One of our first spirited disagreements occurred over implementation. Matt saw immediate value in providing basic Cloud OCR access and wanted to prioritize document upload features. However, we ultimately decided this was a "pipeline dependent" feature—it's success was dependent upon a reason to automate which presumed success of a trained model—which we didn't yet have.
If we wanted accurate training data, we were going to need to change attitudes around the manual review process with the right design. We agreed to focus on what was making our users scream: the endless pile of documents awaiting manual transcription.
The team conducted two phases of manual corrections to train the ML model. To calculate the impact of these manual corrections, established a baseline threshold with Google Cloud OCR, and flagged all transcription confidence scores lower than 86% for manual correction.
With the web interface, we were able to accurately collect and compile every correction made by our human reviewers, categorizing errors and corrections by type (e.g., misread, incomplete, bad format, other). After applying the corrections, the OCR model was retrained with the corrected data. The model's accuracy was then re-evaluated using a separate validation set of documents not included in the initial training set.
\[ \text{Accuracy Improved} = 7\%\]
\[ \text{Cost Savings} = \$1.05\text{ per document}\]
The expanded training set enabled the model to handle a broader range of document types and quality levels. By categorizing errors, trainers provided nuanced data that significantly enhanced the model's learning process. For example, by categorizing errors by font type, document quality, and specific sections (headers, body text), the model could apply corrections more intelligently.
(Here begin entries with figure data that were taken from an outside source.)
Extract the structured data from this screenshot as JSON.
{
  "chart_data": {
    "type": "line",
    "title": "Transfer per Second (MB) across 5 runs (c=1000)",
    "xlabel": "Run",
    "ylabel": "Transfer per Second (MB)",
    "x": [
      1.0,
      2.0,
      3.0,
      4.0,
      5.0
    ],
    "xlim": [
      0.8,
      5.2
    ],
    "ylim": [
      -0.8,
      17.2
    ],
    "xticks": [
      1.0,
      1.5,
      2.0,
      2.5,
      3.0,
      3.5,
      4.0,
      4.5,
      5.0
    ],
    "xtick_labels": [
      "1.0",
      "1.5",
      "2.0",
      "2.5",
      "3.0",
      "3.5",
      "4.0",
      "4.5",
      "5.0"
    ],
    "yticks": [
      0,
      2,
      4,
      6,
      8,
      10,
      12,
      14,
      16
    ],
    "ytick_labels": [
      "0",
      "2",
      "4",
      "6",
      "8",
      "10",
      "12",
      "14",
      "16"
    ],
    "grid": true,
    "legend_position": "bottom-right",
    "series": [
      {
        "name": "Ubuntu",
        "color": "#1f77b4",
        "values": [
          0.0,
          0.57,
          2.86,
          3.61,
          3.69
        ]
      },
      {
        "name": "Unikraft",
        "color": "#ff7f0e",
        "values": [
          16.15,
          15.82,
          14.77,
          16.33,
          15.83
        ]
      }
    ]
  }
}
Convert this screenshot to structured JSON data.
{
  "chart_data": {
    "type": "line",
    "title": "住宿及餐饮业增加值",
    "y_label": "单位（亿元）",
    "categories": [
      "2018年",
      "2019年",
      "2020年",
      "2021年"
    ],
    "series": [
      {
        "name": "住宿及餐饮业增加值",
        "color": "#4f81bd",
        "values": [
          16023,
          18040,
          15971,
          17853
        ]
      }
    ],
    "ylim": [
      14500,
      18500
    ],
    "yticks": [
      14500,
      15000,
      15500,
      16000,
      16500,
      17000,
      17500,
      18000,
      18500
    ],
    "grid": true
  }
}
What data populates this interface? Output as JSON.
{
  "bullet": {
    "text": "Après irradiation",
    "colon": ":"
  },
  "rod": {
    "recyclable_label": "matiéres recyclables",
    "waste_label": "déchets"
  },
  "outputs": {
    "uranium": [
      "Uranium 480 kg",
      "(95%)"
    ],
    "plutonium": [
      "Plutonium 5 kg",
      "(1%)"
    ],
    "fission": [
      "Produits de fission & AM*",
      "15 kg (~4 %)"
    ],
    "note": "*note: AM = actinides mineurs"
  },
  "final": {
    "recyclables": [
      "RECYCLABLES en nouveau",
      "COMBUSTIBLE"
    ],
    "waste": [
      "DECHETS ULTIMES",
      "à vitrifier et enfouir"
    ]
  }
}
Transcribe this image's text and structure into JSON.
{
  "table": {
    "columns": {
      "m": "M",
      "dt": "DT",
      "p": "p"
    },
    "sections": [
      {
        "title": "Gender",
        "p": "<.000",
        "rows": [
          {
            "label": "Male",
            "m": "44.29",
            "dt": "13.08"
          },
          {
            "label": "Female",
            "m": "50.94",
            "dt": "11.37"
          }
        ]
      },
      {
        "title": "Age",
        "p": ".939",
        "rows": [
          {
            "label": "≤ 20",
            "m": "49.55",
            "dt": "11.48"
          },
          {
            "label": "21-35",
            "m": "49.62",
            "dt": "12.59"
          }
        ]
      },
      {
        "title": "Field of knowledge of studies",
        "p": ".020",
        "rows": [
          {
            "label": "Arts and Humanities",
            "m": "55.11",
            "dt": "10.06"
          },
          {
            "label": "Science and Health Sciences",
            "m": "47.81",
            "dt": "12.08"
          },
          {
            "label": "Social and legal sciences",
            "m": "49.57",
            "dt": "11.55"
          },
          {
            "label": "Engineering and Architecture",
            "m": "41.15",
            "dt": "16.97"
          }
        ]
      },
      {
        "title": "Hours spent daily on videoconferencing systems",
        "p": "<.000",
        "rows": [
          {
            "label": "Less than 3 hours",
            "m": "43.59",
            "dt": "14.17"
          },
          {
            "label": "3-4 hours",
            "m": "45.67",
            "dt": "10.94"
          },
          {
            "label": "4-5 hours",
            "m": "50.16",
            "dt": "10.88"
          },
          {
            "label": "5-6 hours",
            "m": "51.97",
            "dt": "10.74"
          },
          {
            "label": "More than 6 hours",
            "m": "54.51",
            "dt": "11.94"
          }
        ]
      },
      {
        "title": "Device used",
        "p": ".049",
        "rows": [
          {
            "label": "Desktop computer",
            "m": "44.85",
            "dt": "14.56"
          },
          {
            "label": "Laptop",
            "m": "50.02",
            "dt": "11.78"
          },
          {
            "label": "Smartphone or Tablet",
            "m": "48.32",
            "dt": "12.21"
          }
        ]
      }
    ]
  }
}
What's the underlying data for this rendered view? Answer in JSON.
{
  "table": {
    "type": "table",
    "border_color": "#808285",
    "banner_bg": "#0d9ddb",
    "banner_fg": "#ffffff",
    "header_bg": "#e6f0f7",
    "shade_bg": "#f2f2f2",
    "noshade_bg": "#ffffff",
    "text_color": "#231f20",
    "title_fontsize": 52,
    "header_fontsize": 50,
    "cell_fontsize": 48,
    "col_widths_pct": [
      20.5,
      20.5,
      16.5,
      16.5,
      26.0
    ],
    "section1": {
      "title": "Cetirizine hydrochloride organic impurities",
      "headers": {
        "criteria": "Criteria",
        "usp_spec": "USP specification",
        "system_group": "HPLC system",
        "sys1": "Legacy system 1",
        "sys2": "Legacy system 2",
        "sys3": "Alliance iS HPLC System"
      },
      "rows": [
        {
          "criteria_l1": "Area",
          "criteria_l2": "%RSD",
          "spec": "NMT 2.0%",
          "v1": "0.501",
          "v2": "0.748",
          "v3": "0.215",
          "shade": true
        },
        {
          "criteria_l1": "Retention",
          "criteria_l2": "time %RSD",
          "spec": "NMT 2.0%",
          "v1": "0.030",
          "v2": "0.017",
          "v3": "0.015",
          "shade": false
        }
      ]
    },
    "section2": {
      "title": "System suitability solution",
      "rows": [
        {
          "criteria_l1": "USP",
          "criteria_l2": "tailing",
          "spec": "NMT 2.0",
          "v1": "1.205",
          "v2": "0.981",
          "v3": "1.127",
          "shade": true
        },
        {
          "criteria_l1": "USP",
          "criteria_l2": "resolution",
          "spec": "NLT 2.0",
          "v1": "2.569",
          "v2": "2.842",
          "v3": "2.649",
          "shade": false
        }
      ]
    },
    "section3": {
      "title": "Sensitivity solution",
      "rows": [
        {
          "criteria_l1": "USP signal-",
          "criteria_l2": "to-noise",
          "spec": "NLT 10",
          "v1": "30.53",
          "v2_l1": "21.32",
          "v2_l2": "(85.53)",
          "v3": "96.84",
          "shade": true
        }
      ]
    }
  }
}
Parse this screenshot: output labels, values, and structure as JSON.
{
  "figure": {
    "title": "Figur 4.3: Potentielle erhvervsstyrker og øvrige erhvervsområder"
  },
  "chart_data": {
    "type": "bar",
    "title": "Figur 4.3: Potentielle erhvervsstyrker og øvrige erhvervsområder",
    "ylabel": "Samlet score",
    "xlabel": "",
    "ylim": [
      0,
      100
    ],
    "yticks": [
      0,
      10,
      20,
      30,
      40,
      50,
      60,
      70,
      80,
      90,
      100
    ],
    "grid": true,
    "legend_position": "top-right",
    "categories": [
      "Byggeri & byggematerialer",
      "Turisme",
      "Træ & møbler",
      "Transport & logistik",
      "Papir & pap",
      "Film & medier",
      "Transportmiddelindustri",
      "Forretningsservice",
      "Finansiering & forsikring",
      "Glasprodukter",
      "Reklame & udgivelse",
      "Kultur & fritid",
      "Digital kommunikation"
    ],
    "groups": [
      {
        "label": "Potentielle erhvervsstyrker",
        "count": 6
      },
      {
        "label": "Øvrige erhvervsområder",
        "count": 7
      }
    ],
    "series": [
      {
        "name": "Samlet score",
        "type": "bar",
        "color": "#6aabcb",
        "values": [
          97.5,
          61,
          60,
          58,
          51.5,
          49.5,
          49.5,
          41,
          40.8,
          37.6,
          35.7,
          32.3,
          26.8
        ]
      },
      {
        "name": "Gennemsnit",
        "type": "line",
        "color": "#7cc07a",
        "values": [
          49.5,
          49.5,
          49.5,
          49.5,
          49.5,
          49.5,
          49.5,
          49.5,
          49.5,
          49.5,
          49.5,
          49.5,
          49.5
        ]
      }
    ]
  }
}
Our product demonstrated significant improvements in processing efficiency and accuracy through the integration of advanced OCR and ML technologies. By involving users in both the design and training process, the system quickly evolved to handle document dumps more effectively, ultimately reducing the manual effort required and allowing legal teams to focus on more critical tasks.
Many of us will find ourselves training computers to do our work within our lifetimes. They key to success in the design of any automation is the careful consideration of humans—treating everyone involved with respect and dignity.